Nessie Ruel, 91, and Janet Barrie, 79, outside theirs homes in Richmond Row to protest about the lack of grass cutting.
Nessie Ruel, 91, and Janet Barrie, 79, outside theirs homes in Richmond Row to protest about the lack of grass cutting.

Frustrated Jedburgh pensioners claim their communal lawns have not been cut for almost a year and are demanding action now.

Residents of Richmond Row, a block of 11 flats next to the River Jed, claim areas of grass there have been ignored by Scottish Borders Council since last August.

Richmond Row's unkept grass.

Richmond Row's unkept grass.

They say the Scottish Borders Housing Association complex, occupied solely by pensioners, used to be well maintained by the council, with help from some residents, but hasn’t been touched this year.

Jean McLeary, 71, and her husband Jim, also 71, have lived in Richmond Row for almost three years.

“It’s an utter disgrace,” Jean said. “It’s not been touched this year at all.

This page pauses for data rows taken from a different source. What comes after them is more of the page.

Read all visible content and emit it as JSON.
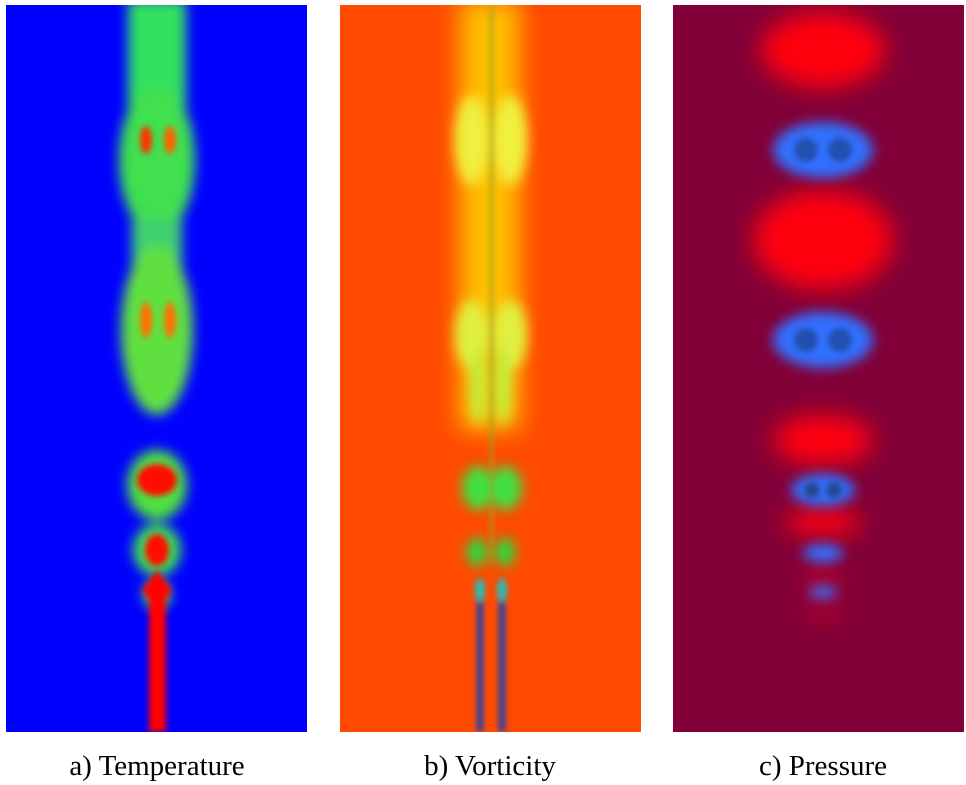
{
  "panels": [
    {
      "caption": "a) Temperature"
    },
    {
      "caption": "b) Vorticity"
    },
    {
      "caption": "c) Pressure"
    }
  ]
}
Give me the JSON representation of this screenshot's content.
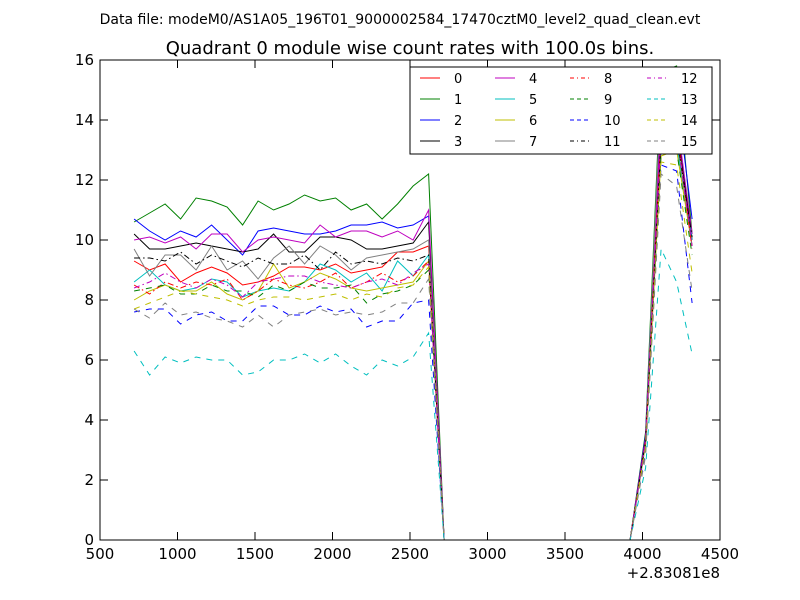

“Some of the residents can’t get out and about at all, and they are stuck inside looking out onto an eyesore.

“They used to enjoy views across the river and right up town, and now it’s just overgrown grass.

“It’s like they think we’re just pensioners so why bother?”

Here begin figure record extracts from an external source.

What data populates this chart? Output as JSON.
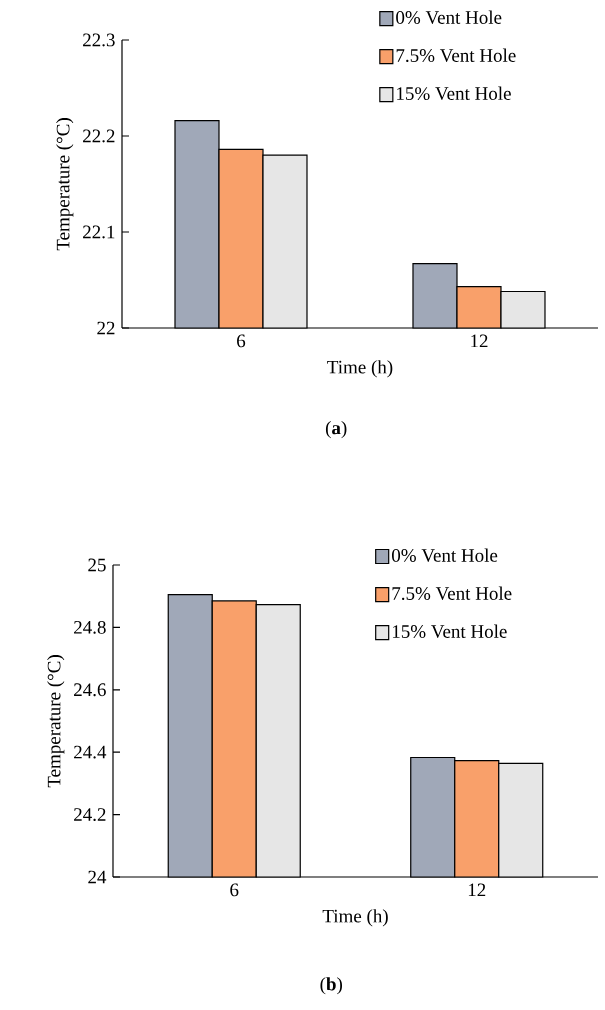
{
  "chart_data": [
    {
      "type": "bar",
      "xlabel": "Time (h)",
      "ylabel": "Temperature (°C)",
      "categories": [
        "6",
        "12"
      ],
      "ylim": [
        22,
        22.3
      ],
      "yticks": [
        22,
        22.1,
        22.2,
        22.3
      ],
      "legend": "top right",
      "grid": false,
      "annotations": [
        "(**a**)"
      ],
      "series": [
        {
          "name": "0% Vent Hole",
          "color": "#a0a8b8",
          "values": [
            22.216,
            22.067
          ]
        },
        {
          "name": "7.5% Vent Hole",
          "color": "#f9a06a",
          "values": [
            22.186,
            22.043
          ]
        },
        {
          "name": "15% Vent Hole",
          "color": "#e6e6e6",
          "values": [
            22.18,
            22.038
          ]
        }
      ]
    },
    {
      "type": "bar",
      "xlabel": "Time (h)",
      "ylabel": "Temperature (°C)",
      "categories": [
        "6",
        "12"
      ],
      "ylim": [
        24,
        25
      ],
      "yticks": [
        24,
        24.2,
        24.4,
        24.6,
        24.8,
        25
      ],
      "legend": "top right",
      "grid": false,
      "annotations": [
        "(**b**)"
      ],
      "series": [
        {
          "name": "0% Vent Hole",
          "color": "#a0a8b8",
          "values": [
            24.905,
            24.383
          ]
        },
        {
          "name": "7.5% Vent Hole",
          "color": "#f9a06a",
          "values": [
            24.885,
            24.373
          ]
        },
        {
          "name": "15% Vent Hole",
          "color": "#e6e6e6",
          "values": [
            24.873,
            24.364
          ]
        }
      ]
    }
  ]
}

So desperate are the residents that two of the oldest among them, 91-year-old Nessie Ruel and 79-year-old Janet Barrie posed for photographs with a borrowed grass cutters in a bid to “shame the council into action”.

“The strange thing is that the council has come and cut the bit by the flood gates twice this year already, but nothing past that point,” Jean added.

“We are all pensioners. They can’t expect us to be out there cutting it.

“We moved to these flats because we are not able to keep a garden.”

The residents also complain that the only time the grass is guaranteed a cut is in July when the horses cross the water there during the Jethart Callant’s Festival.

Last year, the bankings were cut every four to six weeks up until August, after which time they’ve been abandoned.

Late resident Peter ‘Pedro’ Taylor also tended the gardens there until his death two years ago.

Another resident Sandra Bera, 66, who has lived there for five years, said it’s the worst it has ever been.

“I was living in a cage practically. I just managed to get a tree cut down to let some light in,” she said. “It’s a tip. It’s Jurassic out there.

“I used to help Pedro keep it tidy and would weed kill out the front. You want to keep where you live tidy, but we shouldn’t be needing to do it ourselves.”

While the flats are owned by the social landlord, the land is the responsibility of the council.

Jedburgh councillor Scott Hamilton says there might be some confusion over where responsibility for the gardens lies.

“I’m not sure why is has not been cut this year. It’s not been taken out of any grass-cutting routine,” he said.

“The only way to solve this is to have a site meeting with neighbourhood foreman Alistair Finnie and establish who is responsible for what.

“There is also an area there which Pedro looked after, and since he passed away that has been left.

“I appreciate the residents’ concerns and we will get something on paper about how to go forward with this.”